En el DIARIO BÍBLICO, leo: “Parece que la religión, en tiempos de Jesús, no provocaba cambios en la vida de las personas. La gente estaba inmersa en un sin número de prácticas religiosas: ritos de purificación, sacrificios, etc., que se relacionaban más con la superstición y la magia, con costes económicos altísimos, pero que no lograba la transformación de las personas, el cambio de vida”.
A mí me parece esta descripción lo que sigue sucediendo hoy en nuestra Iglesia, y creo que es el Evangelio, y no la religión, lo que cambia a las personas. También afirma: “La rigidez religiosa, en vez de hacer mejores a las personas, las vuelve falsas, hipócritas, inmisericordes”, y luego: “Una característica común que comparten Juan y Jesús es que los dos son laicos descontentos del sistema social y religioso de su tiempo. No pertenecen al gremio sacerdotal, no son funcionarios del estamento religioso”.
La religión es valiosa en cuanto ayuda a que vivamos el Evangelio, a que el mensaje permanezca y se trasmita, y nos ofrece caminos, recursos espirituales; pero constantemente ha de volverse al Evangelio para purificarse. Siempre volver al Evangelio, volver a Jesús Maestro, a su Palabra, para no caer en rigidez, en soberbia, en hipocresía, en dureza de corazón y falta de amor.

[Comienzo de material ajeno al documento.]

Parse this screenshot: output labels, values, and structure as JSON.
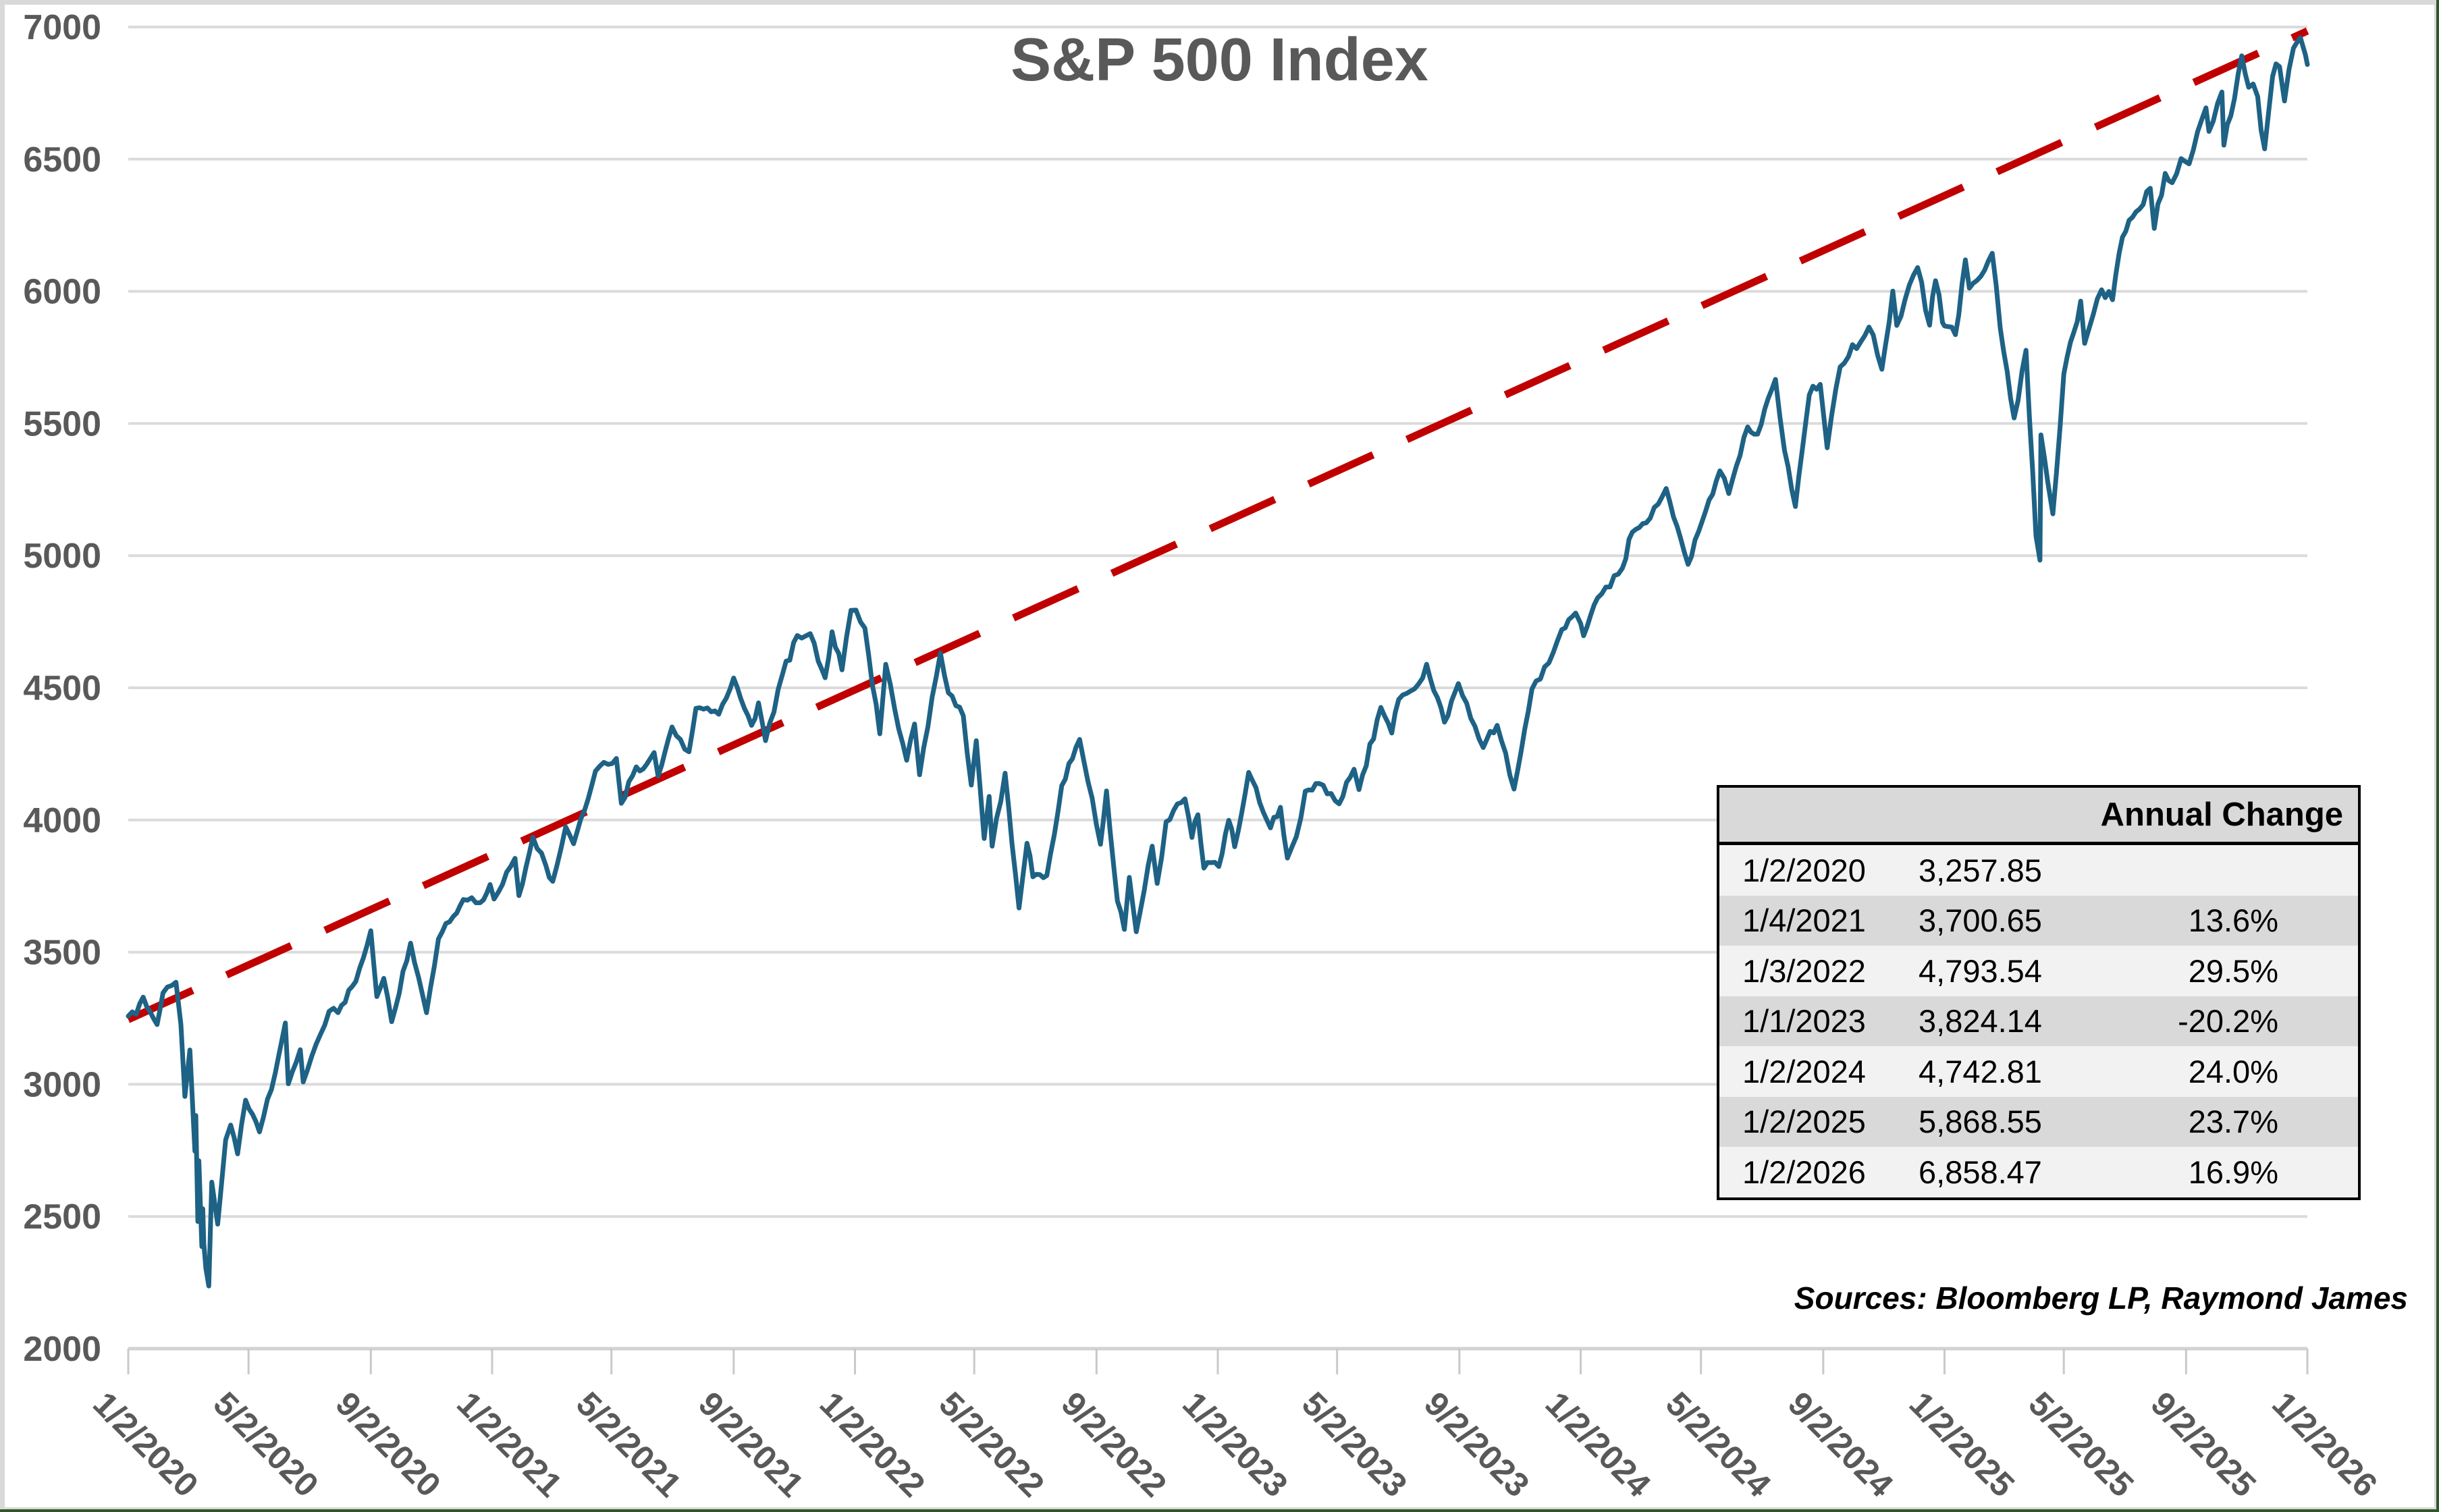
{
  "chart_data": {
    "type": "line",
    "title": "S&P 500 Index",
    "source_note": "Sources: Bloomberg LP, Raymond James",
    "grid": "horizontal",
    "colors": {
      "series_line": "#1E6285",
      "trend_line": "#C00000",
      "gridline": "#DBDBDB",
      "axis_line": "#D2D2D2",
      "tick": "#C9C9C9",
      "axis_label": "#595959",
      "title": "#595959",
      "table_header_bg": "#D9D9D9",
      "table_row_light": "#F2F2F2",
      "table_row_dark": "#D9D9D9",
      "frame": "#D9D9D9",
      "edge": "#33552A"
    },
    "y_axis": {
      "min": 2000,
      "max": 7000,
      "step": 500,
      "tick_labels": [
        "7000",
        "6500",
        "6000",
        "5500",
        "5000",
        "4500",
        "4000",
        "3500",
        "3000",
        "2500",
        "2000"
      ]
    },
    "x_axis": {
      "tick_labels": [
        "1/2/2020",
        "5/2/2020",
        "9/2/2020",
        "1/2/2021",
        "5/2/2021",
        "9/2/2021",
        "1/2/2022",
        "5/2/2022",
        "9/2/2022",
        "1/2/2023",
        "5/2/2023",
        "9/2/2023",
        "1/2/2024",
        "5/2/2024",
        "9/2/2024",
        "1/2/2025",
        "5/2/2025",
        "9/2/2025",
        "1/2/2026"
      ]
    },
    "series": [
      {
        "name": "S&P 500 Index",
        "color": "#1E6285",
        "style": "solid",
        "points": [
          [
            "2020-01-02",
            3258
          ],
          [
            "2020-01-10",
            3265
          ],
          [
            "2020-01-17",
            3330
          ],
          [
            "2020-01-31",
            3226
          ],
          [
            "2020-02-06",
            3346
          ],
          [
            "2020-02-19",
            3386
          ],
          [
            "2020-02-24",
            3226
          ],
          [
            "2020-02-28",
            2954
          ],
          [
            "2020-03-04",
            3130
          ],
          [
            "2020-03-09",
            2747
          ],
          [
            "2020-03-10",
            2882
          ],
          [
            "2020-03-12",
            2481
          ],
          [
            "2020-03-13",
            2711
          ],
          [
            "2020-03-16",
            2386
          ],
          [
            "2020-03-17",
            2529
          ],
          [
            "2020-03-18",
            2398
          ],
          [
            "2020-03-20",
            2305
          ],
          [
            "2020-03-23",
            2237
          ],
          [
            "2020-03-26",
            2630
          ],
          [
            "2020-04-01",
            2471
          ],
          [
            "2020-04-09",
            2790
          ],
          [
            "2020-04-14",
            2846
          ],
          [
            "2020-04-21",
            2737
          ],
          [
            "2020-04-29",
            2940
          ],
          [
            "2020-05-13",
            2820
          ],
          [
            "2020-05-29",
            3044
          ],
          [
            "2020-06-08",
            3232
          ],
          [
            "2020-06-11",
            3002
          ],
          [
            "2020-06-23",
            3131
          ],
          [
            "2020-06-26",
            3009
          ],
          [
            "2020-07-09",
            3152
          ],
          [
            "2020-07-22",
            3276
          ],
          [
            "2020-07-31",
            3271
          ],
          [
            "2020-08-18",
            3390
          ],
          [
            "2020-09-02",
            3581
          ],
          [
            "2020-09-08",
            3332
          ],
          [
            "2020-09-15",
            3401
          ],
          [
            "2020-09-23",
            3237
          ],
          [
            "2020-10-12",
            3534
          ],
          [
            "2020-10-28",
            3271
          ],
          [
            "2020-11-09",
            3550
          ],
          [
            "2020-11-24",
            3635
          ],
          [
            "2020-12-04",
            3699
          ],
          [
            "2020-12-21",
            3687
          ],
          [
            "2020-12-31",
            3756
          ],
          [
            "2021-01-04",
            3701
          ],
          [
            "2021-01-25",
            3855
          ],
          [
            "2021-01-29",
            3714
          ],
          [
            "2021-02-12",
            3935
          ],
          [
            "2021-02-25",
            3829
          ],
          [
            "2021-03-04",
            3768
          ],
          [
            "2021-03-17",
            3974
          ],
          [
            "2021-03-25",
            3910
          ],
          [
            "2021-04-16",
            4185
          ],
          [
            "2021-05-07",
            4233
          ],
          [
            "2021-05-12",
            4063
          ],
          [
            "2021-05-27",
            4201
          ],
          [
            "2021-06-03",
            4193
          ],
          [
            "2021-06-14",
            4255
          ],
          [
            "2021-06-18",
            4166
          ],
          [
            "2021-07-02",
            4352
          ],
          [
            "2021-07-19",
            4258
          ],
          [
            "2021-07-26",
            4422
          ],
          [
            "2021-08-18",
            4400
          ],
          [
            "2021-09-02",
            4537
          ],
          [
            "2021-09-20",
            4358
          ],
          [
            "2021-09-27",
            4443
          ],
          [
            "2021-10-04",
            4300
          ],
          [
            "2021-10-21",
            4550
          ],
          [
            "2021-11-05",
            4698
          ],
          [
            "2021-11-18",
            4705
          ],
          [
            "2021-11-30",
            4567
          ],
          [
            "2021-12-03",
            4538
          ],
          [
            "2021-12-10",
            4712
          ],
          [
            "2021-12-20",
            4568
          ],
          [
            "2021-12-29",
            4793
          ],
          [
            "2022-01-03",
            4794
          ],
          [
            "2022-01-12",
            4726
          ],
          [
            "2022-01-27",
            4326
          ],
          [
            "2022-02-02",
            4589
          ],
          [
            "2022-02-11",
            4419
          ],
          [
            "2022-02-23",
            4226
          ],
          [
            "2022-03-03",
            4363
          ],
          [
            "2022-03-08",
            4171
          ],
          [
            "2022-03-29",
            4632
          ],
          [
            "2022-04-06",
            4481
          ],
          [
            "2022-04-21",
            4394
          ],
          [
            "2022-04-29",
            4132
          ],
          [
            "2022-05-04",
            4300
          ],
          [
            "2022-05-12",
            3930
          ],
          [
            "2022-05-17",
            4089
          ],
          [
            "2022-05-20",
            3901
          ],
          [
            "2022-06-02",
            4177
          ],
          [
            "2022-06-16",
            3667
          ],
          [
            "2022-06-24",
            3912
          ],
          [
            "2022-06-30",
            3785
          ],
          [
            "2022-07-14",
            3790
          ],
          [
            "2022-07-29",
            4130
          ],
          [
            "2022-08-16",
            4305
          ],
          [
            "2022-09-06",
            3908
          ],
          [
            "2022-09-12",
            4110
          ],
          [
            "2022-09-23",
            3693
          ],
          [
            "2022-09-30",
            3586
          ],
          [
            "2022-10-05",
            3783
          ],
          [
            "2022-10-12",
            3577
          ],
          [
            "2022-10-28",
            3901
          ],
          [
            "2022-11-02",
            3760
          ],
          [
            "2022-11-11",
            3993
          ],
          [
            "2022-11-30",
            4080
          ],
          [
            "2022-12-07",
            3934
          ],
          [
            "2022-12-13",
            4020
          ],
          [
            "2022-12-19",
            3818
          ],
          [
            "2022-12-30",
            3840
          ],
          [
            "2023-01-03",
            3824
          ],
          [
            "2023-01-13",
            3999
          ],
          [
            "2023-01-19",
            3899
          ],
          [
            "2023-02-02",
            4180
          ],
          [
            "2023-02-24",
            3970
          ],
          [
            "2023-03-06",
            4048
          ],
          [
            "2023-03-13",
            3856
          ],
          [
            "2023-03-22",
            3937
          ],
          [
            "2023-03-31",
            4109
          ],
          [
            "2023-04-14",
            4138
          ],
          [
            "2023-05-04",
            4061
          ],
          [
            "2023-05-19",
            4192
          ],
          [
            "2023-05-24",
            4115
          ],
          [
            "2023-06-15",
            4426
          ],
          [
            "2023-06-26",
            4329
          ],
          [
            "2023-07-03",
            4456
          ],
          [
            "2023-07-27",
            4537
          ],
          [
            "2023-07-31",
            4589
          ],
          [
            "2023-08-18",
            4370
          ],
          [
            "2023-09-01",
            4516
          ],
          [
            "2023-09-26",
            4274
          ],
          [
            "2023-10-10",
            4358
          ],
          [
            "2023-10-27",
            4117
          ],
          [
            "2023-11-14",
            4496
          ],
          [
            "2023-12-01",
            4594
          ],
          [
            "2023-12-14",
            4720
          ],
          [
            "2023-12-28",
            4783
          ],
          [
            "2024-01-02",
            4743
          ],
          [
            "2024-01-05",
            4697
          ],
          [
            "2024-01-19",
            4840
          ],
          [
            "2024-02-13",
            4953
          ],
          [
            "2024-02-23",
            5089
          ],
          [
            "2024-03-08",
            5124
          ],
          [
            "2024-03-28",
            5254
          ],
          [
            "2024-04-19",
            4967
          ],
          [
            "2024-05-03",
            5128
          ],
          [
            "2024-05-21",
            5321
          ],
          [
            "2024-05-30",
            5235
          ],
          [
            "2024-06-18",
            5487
          ],
          [
            "2024-06-28",
            5460
          ],
          [
            "2024-07-16",
            5667
          ],
          [
            "2024-07-25",
            5399
          ],
          [
            "2024-08-05",
            5186
          ],
          [
            "2024-08-19",
            5608
          ],
          [
            "2024-08-30",
            5648
          ],
          [
            "2024-09-06",
            5408
          ],
          [
            "2024-09-19",
            5714
          ],
          [
            "2024-10-18",
            5865
          ],
          [
            "2024-10-31",
            5705
          ],
          [
            "2024-11-11",
            6001
          ],
          [
            "2024-11-15",
            5871
          ],
          [
            "2024-12-06",
            6090
          ],
          [
            "2024-12-18",
            5872
          ],
          [
            "2024-12-24",
            6040
          ],
          [
            "2024-12-31",
            5882
          ],
          [
            "2025-01-02",
            5869
          ],
          [
            "2025-01-13",
            5836
          ],
          [
            "2025-01-23",
            6119
          ],
          [
            "2025-01-27",
            6012
          ],
          [
            "2025-02-19",
            6144
          ],
          [
            "2025-02-27",
            5862
          ],
          [
            "2025-03-13",
            5521
          ],
          [
            "2025-03-25",
            5777
          ],
          [
            "2025-04-04",
            5074
          ],
          [
            "2025-04-08",
            4983
          ],
          [
            "2025-04-09",
            5457
          ],
          [
            "2025-04-16",
            5276
          ],
          [
            "2025-04-21",
            5158
          ],
          [
            "2025-05-02",
            5687
          ],
          [
            "2025-05-12",
            5844
          ],
          [
            "2025-05-19",
            5963
          ],
          [
            "2025-05-23",
            5803
          ],
          [
            "2025-06-09",
            6006
          ],
          [
            "2025-06-20",
            5968
          ],
          [
            "2025-06-30",
            6205
          ],
          [
            "2025-07-10",
            6280
          ],
          [
            "2025-07-28",
            6390
          ],
          [
            "2025-08-01",
            6238
          ],
          [
            "2025-08-12",
            6446
          ],
          [
            "2025-08-19",
            6411
          ],
          [
            "2025-08-28",
            6502
          ],
          [
            "2025-09-05",
            6482
          ],
          [
            "2025-09-22",
            6694
          ],
          [
            "2025-09-25",
            6605
          ],
          [
            "2025-10-08",
            6754
          ],
          [
            "2025-10-10",
            6553
          ],
          [
            "2025-10-17",
            6664
          ],
          [
            "2025-10-28",
            6891
          ],
          [
            "2025-11-04",
            6772
          ],
          [
            "2025-11-13",
            6737
          ],
          [
            "2025-11-20",
            6539
          ],
          [
            "2025-11-28",
            6813
          ],
          [
            "2025-12-05",
            6850
          ],
          [
            "2025-12-10",
            6720
          ],
          [
            "2025-12-19",
            6920
          ],
          [
            "2025-12-26",
            6960
          ],
          [
            "2025-12-31",
            6895
          ],
          [
            "2026-01-02",
            6858
          ]
        ]
      },
      {
        "name": "Trend",
        "color": "#C00000",
        "style": "dashed",
        "points": [
          [
            "2020-01-02",
            3245
          ],
          [
            "2026-01-02",
            6985
          ]
        ]
      }
    ],
    "annual_change_table": {
      "header": "Annual Change",
      "rows": [
        {
          "date": "1/2/2020",
          "value": "3,257.85",
          "change": ""
        },
        {
          "date": "1/4/2021",
          "value": "3,700.65",
          "change": "13.6%"
        },
        {
          "date": "1/3/2022",
          "value": "4,793.54",
          "change": "29.5%"
        },
        {
          "date": "1/1/2023",
          "value": "3,824.14",
          "change": "-20.2%"
        },
        {
          "date": "1/2/2024",
          "value": "4,742.81",
          "change": "24.0%"
        },
        {
          "date": "1/2/2025",
          "value": "5,868.55",
          "change": "23.7%"
        },
        {
          "date": "1/2/2026",
          "value": "6,858.47",
          "change": "16.9%"
        }
      ]
    }
  }
}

Celebrar a Jesús es confesar que Dios entró en la humanidad de manera real y concreta; que asumió la humanidad con todas sus consecuencias, y que fue solidario hasta el final con el género humano. Jesús, de parte de Dios, proclama un nuevo camino, de más altura, de mayor exigencia humana y de profunda y constante transformación.
El bautismo es un rito de iniciación, que utiliza el agua como signo y símbolo de lo que acontece en una persona que acepta emprender un nuevo camino: “Nacer de nuevo”. Muchos acudieron al reclamo de Juan con ese deseo y propósito, y también lo hizo Jesús, y esto significó el comienzo de su vida y ministerio público, el detonante para que el Maestro emprendiera su Camino. Juan fue para Jesús un encuentro significativo, por eso le llamamos también el Precursor.
Entrar y salir del agua, o recibirla en la cabeza, significa morir a lo viejo y nacer a lo nuevo; dejar un modo de vida, para empezar otro, mejor. Varias cosas sucedieron en el caso de Jesús, según nos cuenta el relato evangélico, con un eco importante en nosotros, sus seguidores: se abrió el Cielo, descendió el Espíritu, y Dios habló: Este es mi hijo, en quien me complazco… Nueva relación con Dios, nueva fuerza, nueva confianza.
Tiene que ver con: buscar nuestra propia identidad en Dios, y desde lo propio humano descubrir lo divino (una y otra realidad caminan juntas, ni se mezclan ni se excluyen), para caminar hacia nuestra plenitud, guiado por el Espíritu. Es esa Presencia en nosotros la que nos va transformando, aunque no sin nosotros. Eso es NACER DEL ESPÍRITU, que es más importante que nacer biológicamente, en la carne.